In this validated design, the following components facilitate solution operations:
- Kubernetes is an open-source system for automating deployment, scaling, and management of containerized applications. It groups the containers that make up an application into logical units for easy management and discovery.
- Prometheus is an open-source systems monitoring and alerting toolkit. It collects and stores metrics as time series data, that is, metric information is stored with the timestamp at which it was recorded, alongside optional key-value pairs called labels. Prometheus excels at collecting time series data from various sources. It can scrape metrics from applications, services, and infrastructure components.
- Grafana is a multiplatform open-source analytics and interactive visualization web application. It provides charts, graphs, and alerts for the web when connected to supported data sources. Grafana provides the tools to transform raw data into meaningful insights through rich, interactive dashboards.

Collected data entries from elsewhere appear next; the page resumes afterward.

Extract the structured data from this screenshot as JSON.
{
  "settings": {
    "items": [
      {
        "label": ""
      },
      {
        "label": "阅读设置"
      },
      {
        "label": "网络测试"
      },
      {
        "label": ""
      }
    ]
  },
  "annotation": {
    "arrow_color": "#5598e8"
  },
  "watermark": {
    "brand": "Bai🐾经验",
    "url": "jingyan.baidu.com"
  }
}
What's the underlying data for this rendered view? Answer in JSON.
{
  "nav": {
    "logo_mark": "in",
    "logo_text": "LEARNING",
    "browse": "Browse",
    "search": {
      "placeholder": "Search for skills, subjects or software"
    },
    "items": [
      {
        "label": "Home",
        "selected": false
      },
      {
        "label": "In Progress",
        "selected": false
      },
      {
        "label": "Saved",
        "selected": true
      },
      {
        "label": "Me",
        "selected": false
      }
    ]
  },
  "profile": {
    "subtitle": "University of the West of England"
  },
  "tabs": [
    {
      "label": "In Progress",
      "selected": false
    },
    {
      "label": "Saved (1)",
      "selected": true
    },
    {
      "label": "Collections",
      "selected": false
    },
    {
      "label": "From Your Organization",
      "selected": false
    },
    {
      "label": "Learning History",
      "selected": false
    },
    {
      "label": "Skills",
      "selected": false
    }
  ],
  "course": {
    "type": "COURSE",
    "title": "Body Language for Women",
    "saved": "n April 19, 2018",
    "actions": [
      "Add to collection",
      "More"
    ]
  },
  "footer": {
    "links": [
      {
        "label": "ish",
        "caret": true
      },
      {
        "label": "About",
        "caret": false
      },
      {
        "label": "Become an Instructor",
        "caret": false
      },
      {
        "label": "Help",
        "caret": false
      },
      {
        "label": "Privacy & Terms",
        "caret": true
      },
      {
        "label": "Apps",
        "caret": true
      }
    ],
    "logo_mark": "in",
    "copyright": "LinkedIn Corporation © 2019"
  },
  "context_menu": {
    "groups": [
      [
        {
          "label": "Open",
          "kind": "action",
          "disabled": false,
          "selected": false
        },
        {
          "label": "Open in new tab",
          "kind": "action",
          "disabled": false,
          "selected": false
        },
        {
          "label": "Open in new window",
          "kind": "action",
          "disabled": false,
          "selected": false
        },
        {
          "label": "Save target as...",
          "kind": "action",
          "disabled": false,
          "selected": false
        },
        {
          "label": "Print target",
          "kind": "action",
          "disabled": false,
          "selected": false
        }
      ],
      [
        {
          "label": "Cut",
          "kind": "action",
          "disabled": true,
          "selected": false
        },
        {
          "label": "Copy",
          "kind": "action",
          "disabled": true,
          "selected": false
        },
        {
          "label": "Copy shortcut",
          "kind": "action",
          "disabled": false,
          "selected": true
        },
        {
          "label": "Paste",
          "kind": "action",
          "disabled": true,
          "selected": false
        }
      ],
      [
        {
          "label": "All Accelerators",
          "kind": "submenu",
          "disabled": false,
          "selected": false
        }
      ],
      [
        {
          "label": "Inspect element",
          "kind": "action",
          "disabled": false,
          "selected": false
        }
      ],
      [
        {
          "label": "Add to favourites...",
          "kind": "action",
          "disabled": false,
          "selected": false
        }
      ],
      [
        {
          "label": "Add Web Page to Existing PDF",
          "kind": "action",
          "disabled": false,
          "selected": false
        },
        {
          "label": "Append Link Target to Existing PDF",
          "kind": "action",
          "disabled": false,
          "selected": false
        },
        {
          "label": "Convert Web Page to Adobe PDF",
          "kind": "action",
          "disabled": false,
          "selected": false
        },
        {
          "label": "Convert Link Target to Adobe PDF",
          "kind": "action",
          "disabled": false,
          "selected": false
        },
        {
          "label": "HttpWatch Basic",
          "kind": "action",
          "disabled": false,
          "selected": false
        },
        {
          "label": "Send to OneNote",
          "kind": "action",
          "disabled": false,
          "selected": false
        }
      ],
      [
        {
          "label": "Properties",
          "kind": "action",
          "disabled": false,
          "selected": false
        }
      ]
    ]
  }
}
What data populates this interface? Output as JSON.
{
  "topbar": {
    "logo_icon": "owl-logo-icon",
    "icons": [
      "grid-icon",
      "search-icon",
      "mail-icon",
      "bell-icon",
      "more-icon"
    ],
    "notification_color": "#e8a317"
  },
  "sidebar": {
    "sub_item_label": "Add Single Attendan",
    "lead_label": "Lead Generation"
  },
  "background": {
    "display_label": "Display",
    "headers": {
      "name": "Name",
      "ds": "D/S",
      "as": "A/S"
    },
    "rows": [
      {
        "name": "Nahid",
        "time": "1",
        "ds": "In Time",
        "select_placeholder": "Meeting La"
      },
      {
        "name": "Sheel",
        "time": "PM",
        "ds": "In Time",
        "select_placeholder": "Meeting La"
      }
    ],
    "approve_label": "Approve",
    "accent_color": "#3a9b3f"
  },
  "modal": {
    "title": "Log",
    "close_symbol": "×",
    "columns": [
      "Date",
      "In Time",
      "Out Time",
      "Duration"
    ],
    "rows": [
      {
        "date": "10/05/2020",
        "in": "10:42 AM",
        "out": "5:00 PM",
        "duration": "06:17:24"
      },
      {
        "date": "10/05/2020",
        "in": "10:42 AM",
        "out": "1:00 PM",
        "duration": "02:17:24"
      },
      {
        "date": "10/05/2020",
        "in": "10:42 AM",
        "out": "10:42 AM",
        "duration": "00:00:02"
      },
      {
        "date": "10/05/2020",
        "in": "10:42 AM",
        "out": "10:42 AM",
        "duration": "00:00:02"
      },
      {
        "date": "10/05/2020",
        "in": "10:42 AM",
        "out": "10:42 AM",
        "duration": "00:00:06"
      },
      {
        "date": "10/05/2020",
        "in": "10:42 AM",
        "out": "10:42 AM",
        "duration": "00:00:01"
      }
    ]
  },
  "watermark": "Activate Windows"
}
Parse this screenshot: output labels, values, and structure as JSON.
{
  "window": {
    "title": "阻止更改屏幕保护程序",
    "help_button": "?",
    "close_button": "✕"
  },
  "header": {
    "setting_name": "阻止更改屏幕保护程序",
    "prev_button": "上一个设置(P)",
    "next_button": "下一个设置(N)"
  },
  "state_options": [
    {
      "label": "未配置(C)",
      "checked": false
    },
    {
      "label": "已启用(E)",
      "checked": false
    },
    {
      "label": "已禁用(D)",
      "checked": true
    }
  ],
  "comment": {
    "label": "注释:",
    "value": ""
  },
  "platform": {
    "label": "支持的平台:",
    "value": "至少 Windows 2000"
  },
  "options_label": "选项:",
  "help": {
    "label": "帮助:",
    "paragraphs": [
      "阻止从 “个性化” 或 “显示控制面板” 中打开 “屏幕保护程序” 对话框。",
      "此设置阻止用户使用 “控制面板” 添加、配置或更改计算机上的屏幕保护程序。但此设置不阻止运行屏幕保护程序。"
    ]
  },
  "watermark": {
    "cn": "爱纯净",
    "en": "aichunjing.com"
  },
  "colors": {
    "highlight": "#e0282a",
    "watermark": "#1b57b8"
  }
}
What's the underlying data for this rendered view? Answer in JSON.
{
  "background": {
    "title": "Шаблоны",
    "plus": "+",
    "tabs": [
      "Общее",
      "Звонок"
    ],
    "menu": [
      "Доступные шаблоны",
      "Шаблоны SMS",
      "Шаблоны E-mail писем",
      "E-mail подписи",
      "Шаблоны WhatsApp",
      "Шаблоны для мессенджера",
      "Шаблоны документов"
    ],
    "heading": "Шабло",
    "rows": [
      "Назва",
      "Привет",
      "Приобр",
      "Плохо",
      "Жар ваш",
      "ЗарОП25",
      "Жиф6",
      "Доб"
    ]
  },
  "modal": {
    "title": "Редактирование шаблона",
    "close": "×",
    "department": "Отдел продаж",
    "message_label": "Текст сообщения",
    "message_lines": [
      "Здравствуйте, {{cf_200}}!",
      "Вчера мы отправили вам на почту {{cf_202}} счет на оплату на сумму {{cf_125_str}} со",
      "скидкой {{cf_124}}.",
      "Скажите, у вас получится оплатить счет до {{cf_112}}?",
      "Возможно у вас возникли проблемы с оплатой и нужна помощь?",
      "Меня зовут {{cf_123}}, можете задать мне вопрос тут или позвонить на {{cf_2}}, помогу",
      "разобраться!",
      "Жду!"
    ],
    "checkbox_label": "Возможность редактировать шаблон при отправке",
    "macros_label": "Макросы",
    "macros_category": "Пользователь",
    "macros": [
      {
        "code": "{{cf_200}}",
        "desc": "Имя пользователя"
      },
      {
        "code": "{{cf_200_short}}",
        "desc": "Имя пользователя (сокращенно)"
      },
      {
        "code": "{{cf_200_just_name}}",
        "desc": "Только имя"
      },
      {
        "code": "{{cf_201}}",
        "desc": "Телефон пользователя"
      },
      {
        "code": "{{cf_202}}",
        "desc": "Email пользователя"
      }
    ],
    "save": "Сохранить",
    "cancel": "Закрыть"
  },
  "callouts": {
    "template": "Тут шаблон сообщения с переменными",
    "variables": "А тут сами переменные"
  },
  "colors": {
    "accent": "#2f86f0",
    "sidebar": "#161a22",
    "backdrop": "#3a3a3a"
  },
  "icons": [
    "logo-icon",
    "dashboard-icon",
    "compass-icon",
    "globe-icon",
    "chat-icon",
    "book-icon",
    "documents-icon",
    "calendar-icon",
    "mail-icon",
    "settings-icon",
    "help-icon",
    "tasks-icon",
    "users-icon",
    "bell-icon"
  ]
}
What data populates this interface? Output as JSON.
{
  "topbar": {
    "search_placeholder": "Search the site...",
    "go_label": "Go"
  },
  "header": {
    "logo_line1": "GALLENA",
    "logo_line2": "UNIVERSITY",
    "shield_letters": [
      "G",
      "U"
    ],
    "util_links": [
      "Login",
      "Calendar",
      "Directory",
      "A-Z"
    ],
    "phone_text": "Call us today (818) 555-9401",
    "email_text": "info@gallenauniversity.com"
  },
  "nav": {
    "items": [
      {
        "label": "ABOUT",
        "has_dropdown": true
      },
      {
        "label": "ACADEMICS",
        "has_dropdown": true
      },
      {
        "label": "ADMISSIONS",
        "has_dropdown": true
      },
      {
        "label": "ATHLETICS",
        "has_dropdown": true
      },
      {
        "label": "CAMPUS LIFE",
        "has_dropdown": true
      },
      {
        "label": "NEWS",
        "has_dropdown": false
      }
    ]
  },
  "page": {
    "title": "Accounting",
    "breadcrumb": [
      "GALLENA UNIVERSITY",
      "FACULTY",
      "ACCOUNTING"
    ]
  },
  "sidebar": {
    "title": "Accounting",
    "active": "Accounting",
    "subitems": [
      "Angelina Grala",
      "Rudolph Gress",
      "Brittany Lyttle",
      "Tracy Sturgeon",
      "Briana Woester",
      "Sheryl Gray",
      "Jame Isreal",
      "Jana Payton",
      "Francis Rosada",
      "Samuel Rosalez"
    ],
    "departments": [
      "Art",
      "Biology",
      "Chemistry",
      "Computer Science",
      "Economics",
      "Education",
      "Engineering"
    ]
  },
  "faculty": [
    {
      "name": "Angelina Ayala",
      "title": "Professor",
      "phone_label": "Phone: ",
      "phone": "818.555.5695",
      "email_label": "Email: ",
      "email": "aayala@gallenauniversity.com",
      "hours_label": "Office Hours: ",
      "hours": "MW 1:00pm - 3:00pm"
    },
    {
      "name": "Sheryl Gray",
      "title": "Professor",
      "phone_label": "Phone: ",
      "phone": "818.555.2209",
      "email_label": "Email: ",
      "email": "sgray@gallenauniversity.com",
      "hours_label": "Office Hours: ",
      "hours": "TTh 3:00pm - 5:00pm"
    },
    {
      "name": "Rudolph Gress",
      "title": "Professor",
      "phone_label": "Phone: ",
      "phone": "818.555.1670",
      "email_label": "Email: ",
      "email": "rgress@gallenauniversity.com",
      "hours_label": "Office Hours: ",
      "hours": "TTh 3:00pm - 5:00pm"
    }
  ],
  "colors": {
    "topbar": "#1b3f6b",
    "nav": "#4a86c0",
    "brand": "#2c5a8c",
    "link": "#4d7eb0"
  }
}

Together, these three systems deliver full observability. Kubernetes provides the platform for running and managing applications. Prometheus, tightly integrated with Kubernetes, collects metrics and provides real-time monitoring. Grafana, in turn, uses the data collected by Prometheus to create visualizations, providing a user-friendly way to monitor the performance, reliability, and overall health of the Kubernetes-managed applications.
This validated design also uses Keycloak, which is an open-source Identity and Access Management (IAM) tool. It offers features like user federation, identity brokering, and social login. Keycloak simplifies the authentication process and eliminates the need to handle user storage or authentication. It also supports single sign-on and single sign-out. Keycloak can integrate with existing IAM solutions such as Microsoft Active Directory, Ping Identity, and Okta.